VIDEO. "Merde alors !" : quand le discours sur l'immigration de Matteo Salvini fait sortir un ministre luxembourgeois de ses gonds

Le ministre italien de l'Intérieur a provoqué l'ire du ministre luxembourgeois des Affaires étrangères, Jean Asselborn, en raison de ses propos sur l'immigration.

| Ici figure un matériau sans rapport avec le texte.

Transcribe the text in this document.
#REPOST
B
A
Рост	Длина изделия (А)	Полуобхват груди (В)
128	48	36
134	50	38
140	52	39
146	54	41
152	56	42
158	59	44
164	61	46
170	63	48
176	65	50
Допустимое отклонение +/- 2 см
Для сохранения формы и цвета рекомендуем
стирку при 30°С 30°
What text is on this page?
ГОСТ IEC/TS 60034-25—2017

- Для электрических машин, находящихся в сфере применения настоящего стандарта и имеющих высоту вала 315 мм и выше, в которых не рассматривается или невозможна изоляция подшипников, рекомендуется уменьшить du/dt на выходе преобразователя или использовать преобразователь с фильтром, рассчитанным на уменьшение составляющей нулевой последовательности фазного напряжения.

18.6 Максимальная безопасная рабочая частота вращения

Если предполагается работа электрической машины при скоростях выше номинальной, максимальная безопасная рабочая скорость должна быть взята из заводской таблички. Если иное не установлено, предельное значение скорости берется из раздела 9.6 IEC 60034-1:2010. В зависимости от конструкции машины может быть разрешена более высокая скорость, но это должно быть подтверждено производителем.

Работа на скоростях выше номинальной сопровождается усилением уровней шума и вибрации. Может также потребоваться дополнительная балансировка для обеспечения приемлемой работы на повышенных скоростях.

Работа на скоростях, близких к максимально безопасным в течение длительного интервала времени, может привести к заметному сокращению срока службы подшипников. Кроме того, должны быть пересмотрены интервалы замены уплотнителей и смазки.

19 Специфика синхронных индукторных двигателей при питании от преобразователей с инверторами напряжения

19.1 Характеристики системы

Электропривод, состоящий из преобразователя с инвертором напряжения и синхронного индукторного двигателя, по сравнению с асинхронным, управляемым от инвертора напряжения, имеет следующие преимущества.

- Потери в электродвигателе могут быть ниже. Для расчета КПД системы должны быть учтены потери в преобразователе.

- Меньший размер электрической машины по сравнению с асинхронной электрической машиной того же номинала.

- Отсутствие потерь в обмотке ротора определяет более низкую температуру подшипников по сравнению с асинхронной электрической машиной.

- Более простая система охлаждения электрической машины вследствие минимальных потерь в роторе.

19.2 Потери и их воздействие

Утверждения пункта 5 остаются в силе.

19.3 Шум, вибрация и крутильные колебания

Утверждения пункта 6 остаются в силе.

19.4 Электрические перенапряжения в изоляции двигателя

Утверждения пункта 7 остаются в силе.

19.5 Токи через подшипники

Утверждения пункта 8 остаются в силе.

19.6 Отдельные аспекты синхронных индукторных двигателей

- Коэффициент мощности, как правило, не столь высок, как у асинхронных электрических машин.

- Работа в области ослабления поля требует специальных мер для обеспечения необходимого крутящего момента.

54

Le ministre italien de l\'Intérieur, Matteo Salvini, le 14 septembre 2018, à Vienne, en Autriche.
Le ministre italien de l'Intérieur, Matteo Salvini, le 14 septembre 2018, à Vienne, en Autriche. (HERBERT NEUBAUER / APA)

Une pique du ministre italien de l'Intérieur, Matteo Salvini, sur l'importation d'"esclaves" africains a provoqué, vendredi 14 septembre à Vienne, une réaction indignée du ministre luxembourgeois des Affaires étrangères, Jean Asselborn. Dans une vidéo que son entourage a diffusée sur Facebook, on voit Matteo Salvini prendre la parole à une réunion des ministres européens de l'Intérieur pour dénoncer l'idée selon laquelle l'Europe vieillissante a besoin d'immigrés.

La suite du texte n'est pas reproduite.